Minification and Purging

I had never heard of Minification or Purging (at least not in this sense) until a few weeks ago, but once you start getting robots crawling around your site, and looking at the feedback they provide, it's suddenly a topic you have to learn about, another topic!

Minifying something is just the process of removing all the unnecessary characters from a file, in my case, CSS and JavaScript files, so that it's smaller and quicker to load. Purging is the process of removing all the CSS and JavaScript that isn't used on a page or throughout your site, depending on how you map your files.

As it turned out, because I'd built the whole thing from scratch, there was almost no purging to be done, so I didn't bother, but it was a good learning experience and I'm sure I'll need to do it on future projects.

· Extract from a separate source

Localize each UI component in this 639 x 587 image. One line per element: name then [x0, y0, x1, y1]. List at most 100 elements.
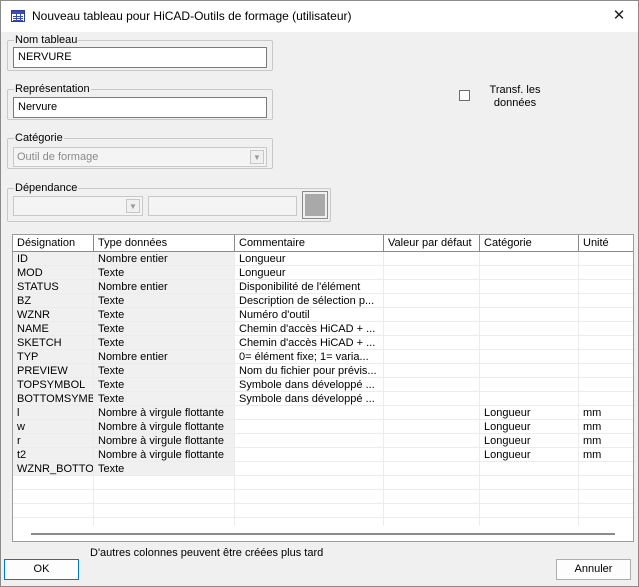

With minification though, that changed the way I would store my source CSS and JavaScript files, I now keep the original, readable copies in my src folder and it minifies them every time I run a full build.

Other Challenges

I didn't know I needed to create a robots.txt or that I needed sitemaps, but actually, when everything else is already in place, the sitemaps were very easy to generate. My biggest challenge outside of these things was customising the newsletter sign-up form, I didn't find much useful documentation on using my provider, so in the end I relied on ChatGPT to help me out from a standard form that was provided.

The full build flow

Now that the site is live and some of the early problems have been sorted out, the full flow of build items looks like this:

  1. I add articles I plan to write to an articles.txt file, no curly braces or anything fancy here. The first part of the build comes along and converts that into a Slug. It removes any small words, punctuation and spaces, makes it all lowercase, hyphenated and builds a file with a templated Front Matter, marking the article as hidden.
  2. The Front Matter and the time stamp are pulled from the Markdown files and this is all put into a JSON file.
  3. The About, Privacy and Contact pages are built from Markdown files and their respective templates.
  4. The articles are built as described above.
  5. The Blog Post and Home pages are built, these take into account the order in which the articles were created, or I can modify this manually in another JSON file.
  6. The sitemaps are created with timestamps reflecting when any page was last updated.
  7. Finally, the CSS and JavaScript files are minified and images are resized.

Lessons Learned

I feel like this is a good place to include a snapshot of what the site looks like right now (April 2024):

arrywalker.com

If there's a next time, and eventually I will circle back around and fix these problems with this site, I'll do a few things differently.

  • I want a sidebar, when I have enough articles, I want to be able to filter by tag or maybe even search by keyword.
  • As above, there is no search or filter function yet, I wish I thought about that early on.
  • I'd like the layout of the home page to be a bit tighter, I think I've got a bit too much padding in places.
  • I wouldn't call the site beautiful, it's functional, to a point, but I can see plenty that could be improved.

Conclusion

No regrets, I've absolutely loved this as a project, I've probably half-heartedly attempting this on and off for about 25 years, I got into Dreamweaver when that was a thing. But there is plenty of room for improvement. My experiences with other methods of building a site certainly gave me some latent knowledge that I used to build the structure of my own SSG, so it was all just a very long preparation for this moment. But this clearly isn't my day job. I'm at home with Cloud Automation, large-scale Terraform deployments and Python, and now, if only to a small degree, I can call myself a (lightweight, and fairly slow-moving) web developer.